Por IRENE BIANCHI
La Sra. Bell (Nora Oneto) "pierde" a su hijo (Ernesto Meza) en la Plaza Moreno. Mientras el niño corretea, se hamaca y juega a las escondidas, su madre "se distrae" leyendo los nombres de las autoridades grabadas en la Piedra Fundamental. También le llaman la atención los vestidos de organiza de las novias que posan en los jardines del Palacio Municipal o en las escalinatas de la Catedral.
Años más tarde, la Sra. Bell concurre a un programa de televisión, cuyo objetivo es poner en contacto a niños encontrados con sus supuestos padres, corroborar el vínculo y festejar el reencuentro con bombos y platillos.
En este caso en particular, el niño buscado ya es un hombre barbado, y a ninguno de los dos les resultará fácil reconocerse. Tampoco la mujer es la jovencita que era. El tiempo transcurrido les juega en contra. Hay detalles que se les escapan, escenas desdibujadas, zonas grises, contradicciones.
El bizarro conductor (Rodolfo Balvidares), a la sazón una suerte de director de escena, los somete a un despiadado careo; propone una reconstrucción de los hechos, cotejando ambas versiones.

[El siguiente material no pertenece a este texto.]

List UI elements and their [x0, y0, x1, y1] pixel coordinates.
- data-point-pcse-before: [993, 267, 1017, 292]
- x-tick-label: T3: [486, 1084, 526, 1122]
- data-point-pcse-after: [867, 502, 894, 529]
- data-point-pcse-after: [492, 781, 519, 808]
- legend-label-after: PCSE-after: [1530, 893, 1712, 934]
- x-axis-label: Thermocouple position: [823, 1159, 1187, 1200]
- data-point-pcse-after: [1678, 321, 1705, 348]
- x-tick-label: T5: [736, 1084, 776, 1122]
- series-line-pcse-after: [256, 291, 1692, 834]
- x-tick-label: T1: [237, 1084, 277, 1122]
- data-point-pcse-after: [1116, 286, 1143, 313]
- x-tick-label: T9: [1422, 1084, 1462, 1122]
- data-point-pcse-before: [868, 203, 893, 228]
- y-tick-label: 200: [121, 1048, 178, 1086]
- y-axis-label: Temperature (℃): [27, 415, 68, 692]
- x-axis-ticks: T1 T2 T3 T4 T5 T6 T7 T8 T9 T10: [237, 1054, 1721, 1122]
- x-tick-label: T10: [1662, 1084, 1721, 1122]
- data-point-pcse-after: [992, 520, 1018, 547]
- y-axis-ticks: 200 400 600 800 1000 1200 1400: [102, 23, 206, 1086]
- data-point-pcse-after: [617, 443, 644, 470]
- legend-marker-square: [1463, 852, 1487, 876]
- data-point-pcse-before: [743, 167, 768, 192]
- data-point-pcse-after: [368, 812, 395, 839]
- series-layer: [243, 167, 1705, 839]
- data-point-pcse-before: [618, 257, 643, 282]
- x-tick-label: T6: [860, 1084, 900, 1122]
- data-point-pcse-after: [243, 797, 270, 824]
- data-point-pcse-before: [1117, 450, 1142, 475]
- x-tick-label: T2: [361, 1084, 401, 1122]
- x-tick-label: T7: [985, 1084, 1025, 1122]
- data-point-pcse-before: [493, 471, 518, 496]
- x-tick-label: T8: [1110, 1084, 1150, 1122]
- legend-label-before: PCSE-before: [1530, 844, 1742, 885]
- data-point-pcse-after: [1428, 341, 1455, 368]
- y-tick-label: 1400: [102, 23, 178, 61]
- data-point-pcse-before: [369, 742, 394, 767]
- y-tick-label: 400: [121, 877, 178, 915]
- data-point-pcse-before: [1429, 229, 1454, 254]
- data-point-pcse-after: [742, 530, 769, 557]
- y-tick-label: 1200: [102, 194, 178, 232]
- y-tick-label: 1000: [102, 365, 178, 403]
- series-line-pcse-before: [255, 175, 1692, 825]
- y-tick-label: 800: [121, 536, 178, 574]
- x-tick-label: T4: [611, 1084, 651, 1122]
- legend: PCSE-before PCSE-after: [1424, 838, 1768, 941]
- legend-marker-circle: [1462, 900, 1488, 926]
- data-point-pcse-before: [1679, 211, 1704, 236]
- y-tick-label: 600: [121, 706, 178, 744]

"Un hijo es una función a ejercer", reza el subtítulo de la obra de Mallach, y la Sra. Bell no la ejerció. Menos aún el Sr. Bell (Julio Salerno) ("El padre no busca; la que busca es una madre."), quien se ha desentendido del tema, preocupado como está por los agapantos de su jardín.

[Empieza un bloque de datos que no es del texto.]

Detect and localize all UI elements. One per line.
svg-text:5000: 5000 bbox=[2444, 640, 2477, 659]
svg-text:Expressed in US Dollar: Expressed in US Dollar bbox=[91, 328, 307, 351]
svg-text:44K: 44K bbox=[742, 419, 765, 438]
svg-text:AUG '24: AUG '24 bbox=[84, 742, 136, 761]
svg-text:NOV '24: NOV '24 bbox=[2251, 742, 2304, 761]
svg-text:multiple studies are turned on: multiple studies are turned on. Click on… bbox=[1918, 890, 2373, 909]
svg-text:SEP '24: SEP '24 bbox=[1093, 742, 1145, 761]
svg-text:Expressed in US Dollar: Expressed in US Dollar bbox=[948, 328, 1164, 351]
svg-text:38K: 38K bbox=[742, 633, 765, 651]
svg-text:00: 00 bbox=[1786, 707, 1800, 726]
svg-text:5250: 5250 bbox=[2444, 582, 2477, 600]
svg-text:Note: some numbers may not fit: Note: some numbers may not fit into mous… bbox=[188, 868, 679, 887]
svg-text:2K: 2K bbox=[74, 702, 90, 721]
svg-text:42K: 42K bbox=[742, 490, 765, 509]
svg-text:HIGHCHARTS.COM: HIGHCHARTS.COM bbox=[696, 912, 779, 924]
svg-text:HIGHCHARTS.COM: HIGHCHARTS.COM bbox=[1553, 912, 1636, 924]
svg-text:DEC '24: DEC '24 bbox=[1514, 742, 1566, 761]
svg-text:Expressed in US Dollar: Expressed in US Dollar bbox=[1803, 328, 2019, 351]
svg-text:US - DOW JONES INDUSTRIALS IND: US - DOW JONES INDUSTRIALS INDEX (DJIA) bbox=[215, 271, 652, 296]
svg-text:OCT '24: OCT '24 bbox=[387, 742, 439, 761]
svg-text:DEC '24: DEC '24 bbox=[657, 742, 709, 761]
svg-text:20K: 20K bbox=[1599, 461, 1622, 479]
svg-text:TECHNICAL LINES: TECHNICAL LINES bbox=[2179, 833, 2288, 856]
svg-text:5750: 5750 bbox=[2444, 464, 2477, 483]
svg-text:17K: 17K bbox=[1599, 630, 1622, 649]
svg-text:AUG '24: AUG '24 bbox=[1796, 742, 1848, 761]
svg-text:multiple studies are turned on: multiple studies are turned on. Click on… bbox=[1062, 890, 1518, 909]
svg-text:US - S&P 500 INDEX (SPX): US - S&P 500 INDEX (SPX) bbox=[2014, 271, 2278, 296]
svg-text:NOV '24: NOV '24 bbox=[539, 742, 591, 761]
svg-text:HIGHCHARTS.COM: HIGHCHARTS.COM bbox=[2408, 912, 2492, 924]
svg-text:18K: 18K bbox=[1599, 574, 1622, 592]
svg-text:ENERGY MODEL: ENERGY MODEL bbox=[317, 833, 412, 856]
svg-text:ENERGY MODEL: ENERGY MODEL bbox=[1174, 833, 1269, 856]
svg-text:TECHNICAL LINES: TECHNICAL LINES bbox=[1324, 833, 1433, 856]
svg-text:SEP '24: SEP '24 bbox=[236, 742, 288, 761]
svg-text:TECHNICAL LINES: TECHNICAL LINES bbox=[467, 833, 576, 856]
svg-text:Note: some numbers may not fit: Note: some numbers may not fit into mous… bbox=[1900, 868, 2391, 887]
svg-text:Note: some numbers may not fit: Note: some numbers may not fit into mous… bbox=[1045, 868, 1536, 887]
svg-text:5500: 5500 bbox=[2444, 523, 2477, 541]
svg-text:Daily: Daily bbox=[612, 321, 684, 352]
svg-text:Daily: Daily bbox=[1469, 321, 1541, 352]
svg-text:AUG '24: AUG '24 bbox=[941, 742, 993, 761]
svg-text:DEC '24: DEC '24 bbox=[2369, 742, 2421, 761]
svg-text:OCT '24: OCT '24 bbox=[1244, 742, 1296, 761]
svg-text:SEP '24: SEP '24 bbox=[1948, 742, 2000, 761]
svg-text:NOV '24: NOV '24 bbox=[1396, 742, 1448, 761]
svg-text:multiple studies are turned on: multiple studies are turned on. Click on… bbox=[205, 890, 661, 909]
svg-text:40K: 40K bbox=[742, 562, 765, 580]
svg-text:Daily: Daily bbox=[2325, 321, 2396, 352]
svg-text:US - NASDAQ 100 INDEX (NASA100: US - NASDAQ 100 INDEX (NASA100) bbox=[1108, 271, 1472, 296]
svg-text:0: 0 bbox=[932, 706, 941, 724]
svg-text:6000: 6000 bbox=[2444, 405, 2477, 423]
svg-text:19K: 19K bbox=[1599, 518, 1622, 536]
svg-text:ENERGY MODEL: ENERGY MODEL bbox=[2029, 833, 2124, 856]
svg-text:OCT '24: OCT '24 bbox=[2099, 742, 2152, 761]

En cuanto a la pizpireta secretaria (Jorgelina Pérez), huérfana de toda orfandad (como todos los otros personajes), ansía quedarse con el Premio Mayor, para armar un proyecto propio y liberarse de su despótico jefe.
Si bien el tema de la obra de Mallach es ciertamente sórdido, con ribetes trágicos, la puesta en escena de Alicia Durán y Daniel Gismondi apunta al disloque y despierta carcajadas en la platea, aunque -en el fondo - el espectador sabe que no hay de qué reírse. El uso del espacio es integral, y resultan muy efectivas las escenas en off, que aprovechan la funcionalidad y versatilidad de la sala.

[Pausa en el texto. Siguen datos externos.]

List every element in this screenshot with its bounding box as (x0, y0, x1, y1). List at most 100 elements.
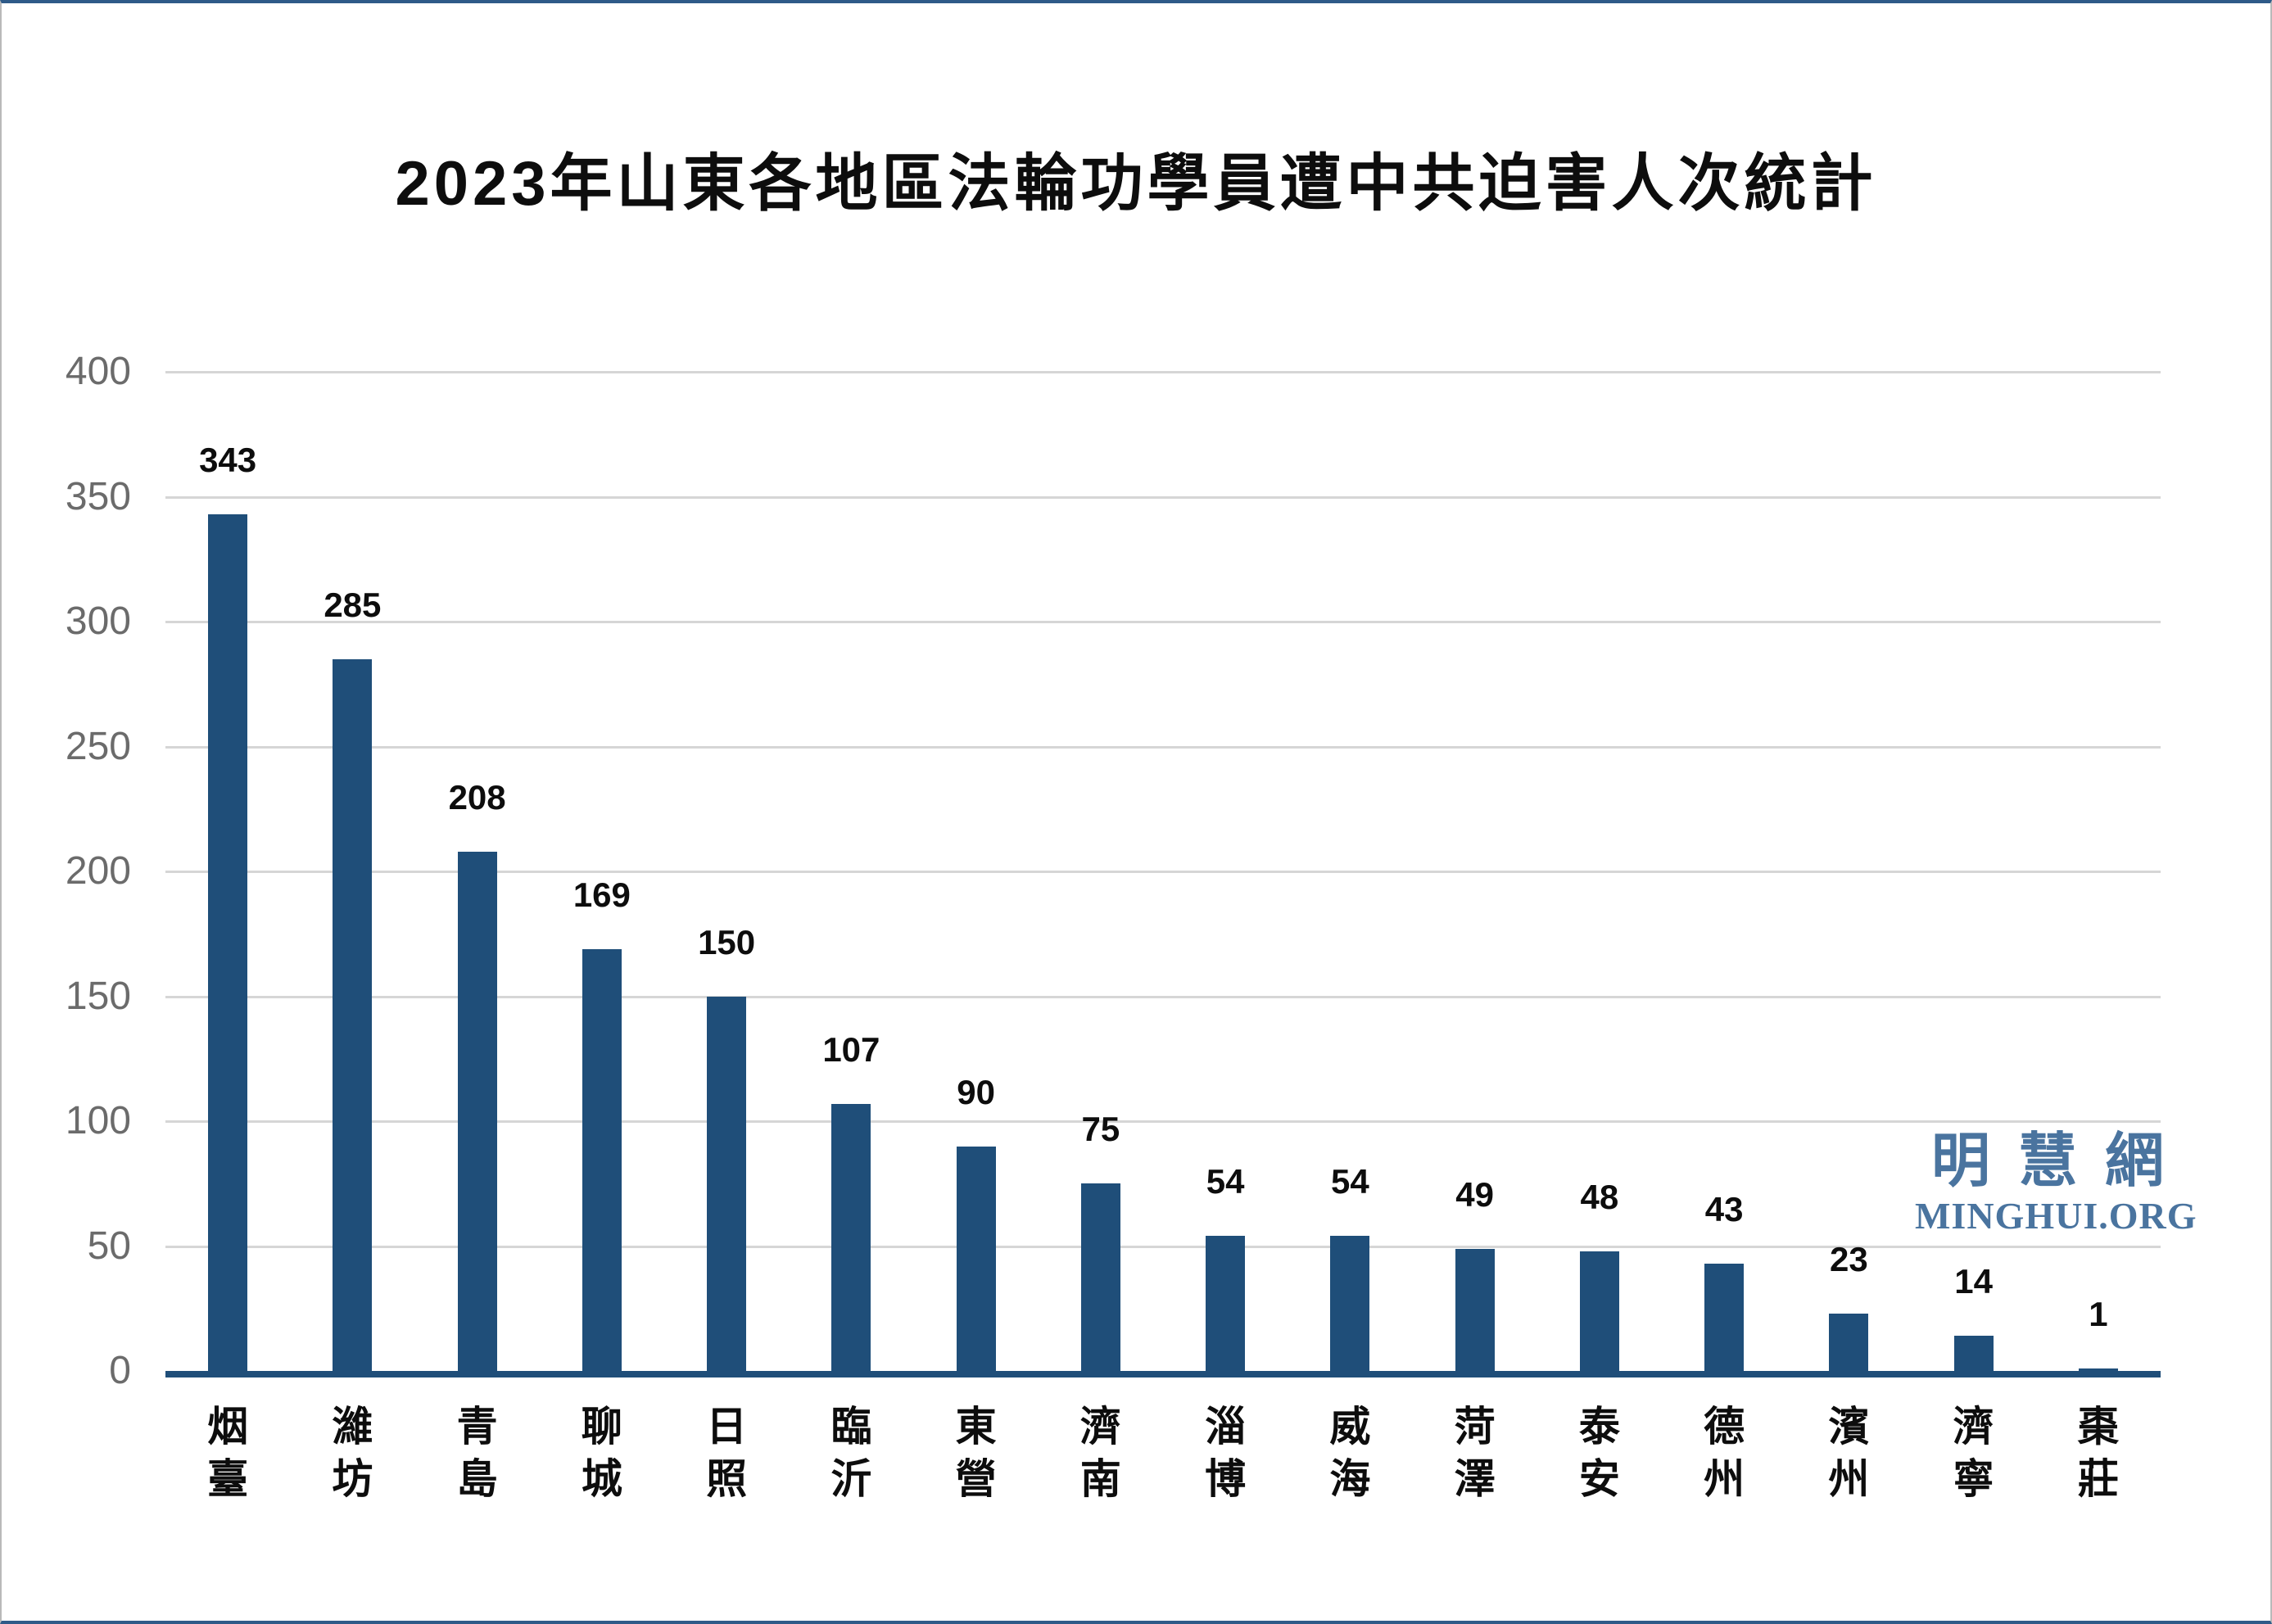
x-axis-category-label: 濰坊 (315, 1400, 389, 1505)
bar-value-label: 54 (1206, 1162, 1245, 1201)
category-char: 營 (955, 1456, 997, 1502)
category-char: 城 (581, 1456, 622, 1502)
bar-value-label: 343 (199, 440, 257, 479)
bar-value-label: 1 (2089, 1294, 2108, 1333)
category-char: 安 (1578, 1456, 1620, 1502)
category-char: 烟 (207, 1404, 249, 1450)
x-axis-category-label: 日照 (690, 1400, 763, 1505)
x-axis-category-label: 泰安 (1563, 1400, 1636, 1505)
y-axis-tick-label: 150 (65, 974, 131, 1018)
gridline-300 (165, 621, 2161, 623)
category-char: 臨 (831, 1404, 872, 1450)
category-char: 州 (1828, 1456, 1870, 1502)
category-char: 濱 (1828, 1404, 1870, 1450)
gridline-400 (165, 371, 2161, 373)
bar-value-label: 169 (573, 875, 631, 914)
category-char: 海 (1329, 1456, 1371, 1502)
bar-青島 (457, 851, 497, 1377)
x-axis-category-label: 臨沂 (814, 1400, 888, 1505)
bar-value-label: 285 (324, 585, 382, 624)
bar-菏澤 (1455, 1248, 1495, 1377)
x-axis-category-label: 濱州 (1812, 1400, 1885, 1505)
bar-東營 (956, 1146, 996, 1377)
bar-value-label: 49 (1455, 1174, 1494, 1214)
bar-value-label: 90 (957, 1072, 995, 1111)
gridline-50 (165, 1245, 2161, 1248)
watermark-cjk-logo: 明慧網 (1931, 1129, 2193, 1194)
bar-value-label: 14 (1954, 1262, 1993, 1301)
bar-臨沂 (831, 1103, 871, 1377)
gridline-350 (165, 495, 2161, 499)
gridline-200 (165, 871, 2161, 873)
bar-淄博 (1206, 1236, 1246, 1377)
bar-濰坊 (333, 658, 373, 1377)
x-axis-baseline (165, 1371, 2161, 1377)
bar-value-label: 23 (1830, 1239, 1868, 1278)
y-axis-tick-label: 300 (65, 599, 131, 643)
gridline-150 (165, 995, 2161, 998)
bar-value-label: 54 (1331, 1162, 1369, 1201)
x-axis-category-label: 威海 (1313, 1400, 1387, 1505)
category-char: 州 (1704, 1456, 1745, 1502)
bar-value-label: 48 (1580, 1177, 1619, 1216)
x-axis-category-label: 濟南 (1064, 1400, 1138, 1505)
watermark-url-text: MINGHUI.ORG (1915, 1195, 2197, 1237)
bar-value-label: 208 (448, 777, 506, 817)
minghui-watermark: 明慧網 MINGHUI.ORG (1915, 1127, 2197, 1237)
x-axis-category-label: 淄博 (1188, 1400, 1262, 1505)
category-char: 東 (955, 1404, 997, 1450)
bar-value-label: 75 (1081, 1110, 1120, 1149)
bar-日照 (707, 996, 747, 1377)
bar-value-label: 107 (822, 1029, 880, 1069)
category-char: 濟 (1953, 1404, 1994, 1450)
category-char: 德 (1704, 1404, 1745, 1450)
y-axis-tick-label: 200 (65, 849, 131, 893)
x-axis-category-label: 濟寧 (1937, 1400, 2011, 1505)
category-char: 濰 (332, 1404, 373, 1450)
bar-聊城 (582, 948, 622, 1377)
bar-泰安 (1579, 1251, 1619, 1377)
x-axis-category-label: 德州 (1687, 1400, 1761, 1505)
bar-濟南 (1080, 1183, 1120, 1377)
x-axis-category-label: 東營 (939, 1400, 1013, 1505)
bar-濱州 (1829, 1313, 1869, 1377)
category-char: 博 (1205, 1456, 1247, 1502)
y-axis-tick-label: 250 (65, 724, 131, 768)
category-char: 莊 (2077, 1456, 2119, 1502)
category-char: 泰 (1578, 1404, 1620, 1450)
category-char: 濟 (1079, 1404, 1121, 1450)
y-axis-tick-label: 50 (87, 1224, 131, 1268)
category-char: 沂 (831, 1456, 872, 1502)
x-axis-category-label: 烟臺 (191, 1400, 265, 1505)
x-axis-category-label: 聊城 (565, 1400, 639, 1505)
category-char: 臺 (207, 1456, 249, 1502)
bar-濟寧 (1953, 1336, 1994, 1377)
bar-烟臺 (208, 513, 248, 1377)
y-axis-tick-label: 0 (109, 1349, 131, 1392)
category-char: 棗 (2077, 1404, 2119, 1450)
x-axis-category-label: 青島 (441, 1400, 514, 1505)
gridline-250 (165, 745, 2161, 749)
category-char: 淄 (1205, 1404, 1247, 1450)
y-axis-tick-label: 100 (65, 1099, 131, 1142)
bar-德州 (1704, 1263, 1745, 1377)
x-axis-category-label: 棗莊 (2062, 1400, 2135, 1505)
category-char: 島 (456, 1456, 498, 1502)
category-char: 寧 (1953, 1456, 1994, 1502)
category-char: 威 (1329, 1404, 1371, 1450)
chart-title: 2023年山東各地區法輪功學員遭中共迫害人次統計 (395, 149, 1877, 219)
category-char: 聊 (581, 1404, 622, 1450)
category-char: 日 (706, 1404, 748, 1450)
x-axis-category-label: 菏澤 (1438, 1400, 1512, 1505)
bar-value-label: 43 (1704, 1189, 1744, 1228)
y-axis-tick-label: 400 (65, 350, 131, 393)
y-axis-tick-label: 350 (65, 474, 131, 518)
category-char: 照 (706, 1456, 748, 1502)
category-char: 澤 (1454, 1456, 1496, 1502)
gridline-100 (165, 1120, 2161, 1123)
category-char: 菏 (1454, 1404, 1496, 1450)
bar-value-label: 150 (698, 922, 756, 961)
category-char: 南 (1079, 1456, 1121, 1502)
bar-威海 (1330, 1236, 1370, 1377)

El ritmo es vertiginoso y no da respiro. Las puertas se abren y se cierran todo el tiempo, como en un vodevil. Todo es frenético, desenfrenado, inesperado. Más que encontrarse y acercarse, los personajes se alejan y desencuentran, terminando todos más solos y desesperanzados que en un principio.
Hay claros elementos del teatro del absurdo: diálogos repetitivos, atmósfera onírica, saltos en la secuencia dramática, el humor como herramienta.
La labor actoral es impecable, con interpretaciones ricas en matices, que hacen que los personajes pasen de siniestros a desopilantes en contados segundos.
La iluminación (operada por el propio "conductor"), la musicalización y la proyección de imágenes, son claros aliados de esta impactante puesta.
"El niño perdido": no siempre el que busca, encuentra.